American Apparel Chief Executive Dov Charney’s highly sexualized lifestyle has cost him the company he created — and may close it.

American Apparel Boots Founder, CEO Dov Charney

American Apparel (APP) outed its founder Dov Charney as chairman effective immediately and looking to fire him as CEO and president following the ongoing investigation into alleged misconduct.

The retailer suspended Charney on Wednesday pending “an ongoing investigation into alleged misconduct,” American Apparel said in a statement. A source familiar with the matter characterized the behavior as poor judgment and questionable conduct with women.

Charney, who has been repeatedly targeted in sexual harassment lawsuits, will be terminated for cause after a contractual 30-day cure period, the Los Angeles-based company said in a statement late on Wednesday.

The company, known for their provocative advertising and bright “Made-In-America” clothes, said it named CFO John Luttrell as interim chief executive as it works with a search firm to look for a permanent CEO. The company also appointed Allan Mayer and David Danziger as co-chairmen.

In 2011, a former employee had accused Charney of keeping her as a teenage sex slave, amid fear she might otherwise lose her job. She also sued American Apparel and its directors for failing to stop Charney from acting as a “sexual predator.”

The company, which is struggling with weak sales and heavy debt, said the management changes may have triggered a default under its credit agreements, adding that it will be in discussions with its lenders for a waiver of the default.

In 2013, American Apparel reported a net loss of $106.3 million, compared with a loss of $37.3 million in 2012. Facing a cash shortfall, the retailer in March sold $28.6 million of stock to meet debt payments.

The Charney termination could trigger defaults under credit agreements with Lion/Hollywood and Capital One Business Credit Corp.

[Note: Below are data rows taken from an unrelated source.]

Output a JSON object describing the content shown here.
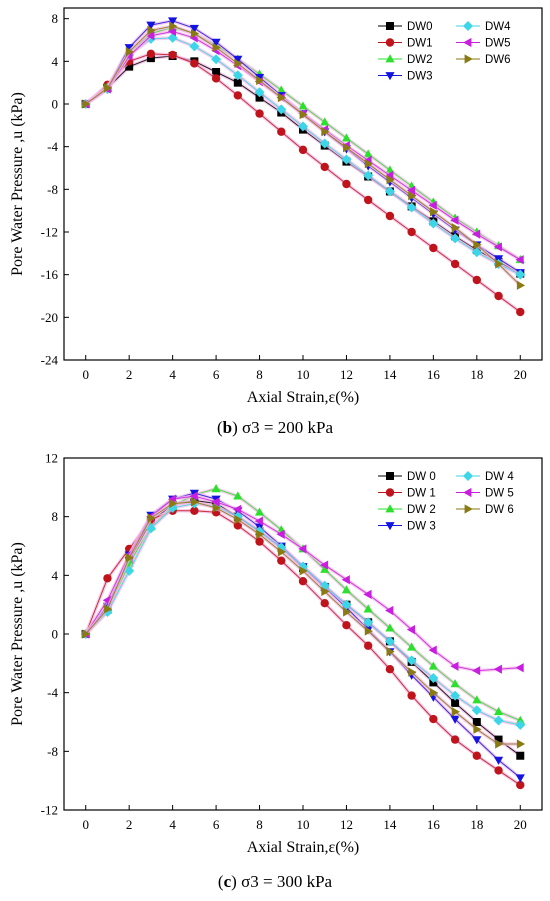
{
  "charts": [
    {
      "id": "b",
      "caption_letter": "b",
      "caption_text": "σ3 = 200 kPa",
      "chart_data": {
        "type": "line",
        "xlabel": "Axial Strain,ε(%)",
        "ylabel": "Pore Water Pressure ,u (kPa)",
        "xlim": [
          -1,
          21
        ],
        "ylim": [
          -24,
          9
        ],
        "xticks": [
          0,
          2,
          4,
          6,
          8,
          10,
          12,
          14,
          16,
          18,
          20
        ],
        "yticks": [
          -24,
          -20,
          -16,
          -12,
          -8,
          -4,
          0,
          4,
          8
        ],
        "legend_position": "top-right",
        "series": [
          {
            "name": "DW0",
            "marker": "square",
            "color": "#000000",
            "x": [
              0,
              1,
              2,
              3,
              4,
              5,
              6,
              7,
              8,
              9,
              10,
              11,
              12,
              13,
              14,
              15,
              16,
              17,
              18,
              19,
              20
            ],
            "y": [
              0,
              1.5,
              3.5,
              4.3,
              4.5,
              4,
              3,
              2,
              0.6,
              -0.8,
              -2.4,
              -3.9,
              -5.4,
              -6.8,
              -8.2,
              -9.6,
              -11,
              -12.4,
              -13.7,
              -14.8,
              -15.9
            ]
          },
          {
            "name": "DW1",
            "marker": "circle",
            "color": "#c0141c",
            "x": [
              0,
              1,
              2,
              3,
              4,
              5,
              6,
              7,
              8,
              9,
              10,
              11,
              12,
              13,
              14,
              15,
              16,
              17,
              18,
              19,
              20
            ],
            "y": [
              0,
              1.8,
              4,
              4.7,
              4.6,
              3.8,
              2.4,
              0.8,
              -0.9,
              -2.6,
              -4.3,
              -5.9,
              -7.5,
              -9,
              -10.5,
              -12,
              -13.5,
              -15,
              -16.5,
              -18,
              -19.5
            ]
          },
          {
            "name": "DW2",
            "marker": "triangle-up",
            "color": "#2ee02e",
            "x": [
              0,
              1,
              2,
              3,
              4,
              5,
              6,
              7,
              8,
              9,
              10,
              11,
              12,
              13,
              14,
              15,
              16,
              17,
              18,
              19,
              20
            ],
            "y": [
              0,
              1.6,
              4.8,
              6.6,
              7.2,
              6.6,
              5.5,
              4.2,
              2.8,
              1.3,
              -0.2,
              -1.7,
              -3.2,
              -4.7,
              -6.2,
              -7.7,
              -9.2,
              -10.7,
              -12,
              -13.3,
              -14.6
            ]
          },
          {
            "name": "DW3",
            "marker": "triangle-down",
            "color": "#1414e0",
            "x": [
              0,
              1,
              2,
              3,
              4,
              5,
              6,
              7,
              8,
              9,
              10,
              11,
              12,
              13,
              14,
              15,
              16,
              17,
              18,
              19,
              20
            ],
            "y": [
              0,
              1.5,
              5.3,
              7.4,
              7.8,
              7.1,
              5.8,
              4.2,
              2.5,
              0.8,
              -0.9,
              -2.6,
              -4.2,
              -5.8,
              -7.3,
              -8.8,
              -10.3,
              -11.8,
              -13.2,
              -14.5,
              -15.8
            ]
          },
          {
            "name": "DW4",
            "marker": "diamond",
            "color": "#3cd6e8",
            "x": [
              0,
              1,
              2,
              3,
              4,
              5,
              6,
              7,
              8,
              9,
              10,
              11,
              12,
              13,
              14,
              15,
              16,
              17,
              18,
              19,
              20
            ],
            "y": [
              0,
              1.4,
              4.6,
              6.1,
              6.2,
              5.4,
              4.2,
              2.7,
              1.1,
              -0.5,
              -2.1,
              -3.7,
              -5.2,
              -6.7,
              -8.2,
              -9.7,
              -11.2,
              -12.6,
              -13.9,
              -15,
              -16
            ]
          },
          {
            "name": "DW5",
            "marker": "triangle-left",
            "color": "#c81ee0",
            "x": [
              0,
              1,
              2,
              3,
              4,
              5,
              6,
              7,
              8,
              9,
              10,
              11,
              12,
              13,
              14,
              15,
              16,
              17,
              18,
              19,
              20
            ],
            "y": [
              0,
              1.4,
              4.5,
              6.4,
              6.8,
              6.2,
              5,
              3.6,
              2.1,
              0.6,
              -0.9,
              -2.4,
              -3.9,
              -5.3,
              -6.7,
              -8.1,
              -9.5,
              -10.9,
              -12.2,
              -13.4,
              -14.6
            ]
          },
          {
            "name": "DW6",
            "marker": "triangle-right",
            "color": "#8a7a12",
            "x": [
              0,
              1,
              2,
              3,
              4,
              5,
              6,
              7,
              8,
              9,
              10,
              11,
              12,
              13,
              14,
              15,
              16,
              17,
              18,
              19,
              20
            ],
            "y": [
              0,
              1.5,
              4.9,
              6.9,
              7.3,
              6.6,
              5.3,
              3.8,
              2.2,
              0.6,
              -1,
              -2.6,
              -4.1,
              -5.6,
              -7.1,
              -8.6,
              -10.1,
              -11.6,
              -13.2,
              -15,
              -17
            ]
          }
        ]
      }
    },
    {
      "id": "c",
      "caption_letter": "c",
      "caption_text": "σ3 = 300 kPa",
      "chart_data": {
        "type": "line",
        "xlabel": "Axial Strain,ε(%)",
        "ylabel": "Pore Water Pressure ,u (kPa)",
        "xlim": [
          -1,
          21
        ],
        "ylim": [
          -12,
          12
        ],
        "xticks": [
          0,
          2,
          4,
          6,
          8,
          10,
          12,
          14,
          16,
          18,
          20
        ],
        "yticks": [
          -12,
          -8,
          -4,
          0,
          4,
          8,
          12
        ],
        "legend_position": "top-right",
        "series": [
          {
            "name": "DW 0",
            "marker": "square",
            "color": "#000000",
            "x": [
              0,
              1,
              2,
              3,
              4,
              5,
              6,
              7,
              8,
              9,
              10,
              11,
              12,
              13,
              14,
              15,
              16,
              17,
              18,
              19,
              20
            ],
            "y": [
              0,
              1.8,
              5,
              7.7,
              8.8,
              9.1,
              8.9,
              8,
              7,
              5.9,
              4.5,
              3.2,
              2,
              0.8,
              -0.5,
              -1.9,
              -3.3,
              -4.7,
              -6,
              -7.2,
              -8.3
            ]
          },
          {
            "name": "DW 1",
            "marker": "circle",
            "color": "#c0141c",
            "x": [
              0,
              1,
              2,
              3,
              4,
              5,
              6,
              7,
              8,
              9,
              10,
              11,
              12,
              13,
              14,
              15,
              16,
              17,
              18,
              19,
              20
            ],
            "y": [
              0,
              3.8,
              5.8,
              7.8,
              8.4,
              8.4,
              8.3,
              7.4,
              6.3,
              5,
              3.6,
              2.1,
              0.6,
              -0.8,
              -2.4,
              -4.2,
              -5.8,
              -7.2,
              -8.3,
              -9.3,
              -10.3
            ]
          },
          {
            "name": "DW 2",
            "marker": "triangle-up",
            "color": "#2ee02e",
            "x": [
              0,
              1,
              2,
              3,
              4,
              5,
              6,
              7,
              8,
              9,
              10,
              11,
              12,
              13,
              14,
              15,
              16,
              17,
              18,
              19,
              20
            ],
            "y": [
              0,
              1.6,
              4.8,
              7.3,
              8.7,
              9.5,
              9.9,
              9.4,
              8.3,
              7.1,
              5.8,
              4.4,
              3,
              1.7,
              0.4,
              -0.9,
              -2.2,
              -3.4,
              -4.5,
              -5.3,
              -5.9
            ]
          },
          {
            "name": "DW 3",
            "marker": "triangle-down",
            "color": "#1414e0",
            "x": [
              0,
              1,
              2,
              3,
              4,
              5,
              6,
              7,
              8,
              9,
              10,
              11,
              12,
              13,
              14,
              15,
              16,
              17,
              18,
              19,
              20
            ],
            "y": [
              0,
              1.9,
              5.4,
              8.1,
              9.2,
              9.6,
              9.2,
              8.4,
              7.3,
              6,
              4.6,
              3.2,
              1.8,
              0.3,
              -1.2,
              -2.8,
              -4.3,
              -5.8,
              -7.2,
              -8.6,
              -9.8
            ]
          },
          {
            "name": "DW 4",
            "marker": "diamond",
            "color": "#3cd6e8",
            "x": [
              0,
              1,
              2,
              3,
              4,
              5,
              6,
              7,
              8,
              9,
              10,
              11,
              12,
              13,
              14,
              15,
              16,
              17,
              18,
              19,
              20
            ],
            "y": [
              0,
              1.5,
              4.3,
              7.2,
              8.6,
              8.9,
              8.7,
              8,
              7,
              5.9,
              4.6,
              3.3,
              2,
              0.8,
              -0.5,
              -1.8,
              -3,
              -4.2,
              -5.2,
              -5.9,
              -6.2
            ]
          },
          {
            "name": "DW 5",
            "marker": "triangle-left",
            "color": "#c81ee0",
            "x": [
              0,
              1,
              2,
              3,
              4,
              5,
              6,
              7,
              8,
              9,
              10,
              11,
              12,
              13,
              14,
              15,
              16,
              17,
              18,
              19,
              20
            ],
            "y": [
              0,
              2.3,
              5.4,
              8,
              9.2,
              9.4,
              9,
              8.5,
              7.7,
              6.8,
              5.8,
              4.7,
              3.7,
              2.7,
              1.6,
              0.3,
              -1.1,
              -2.2,
              -2.5,
              -2.4,
              -2.3
            ]
          },
          {
            "name": "DW 6",
            "marker": "triangle-right",
            "color": "#8a7a12",
            "x": [
              0,
              1,
              2,
              3,
              4,
              5,
              6,
              7,
              8,
              9,
              10,
              11,
              12,
              13,
              14,
              15,
              16,
              17,
              18,
              19,
              20
            ],
            "y": [
              0,
              1.7,
              5.2,
              7.9,
              8.9,
              9,
              8.6,
              7.8,
              6.8,
              5.6,
              4.3,
              2.9,
              1.5,
              0.2,
              -1.2,
              -2.6,
              -4,
              -5.3,
              -6.5,
              -7.5,
              -7.5
            ]
          }
        ]
      }
    }
  ]
}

As of March 31, American Apparel owed Lion/Hollywood $9.9 million, a loan that matures in 2018, according to filings.

American Apparel filed documents with the Securities and Exchange Commission saying that ousting Charney from the Los Angeles retailer’s top slot could trigger defaults on nearly $40 million in outstanding loans and force the company into bankruptcy.

In February the company had tapped restructuring advisers after it had reached $240 million in debt and had come close to breaching loan covenants, debt terms designed to protect its lenders, according a media report.

The company’s shares, which have lost more than two-thirds of their value over the past year, closed at 64 cents on the American Stock Exchange on Wednesday.

Private equity firms could start circling soon, analysts said. The company also may face lawsuits from creditors and shareholders who worry that Charney’s departure may hurt the company.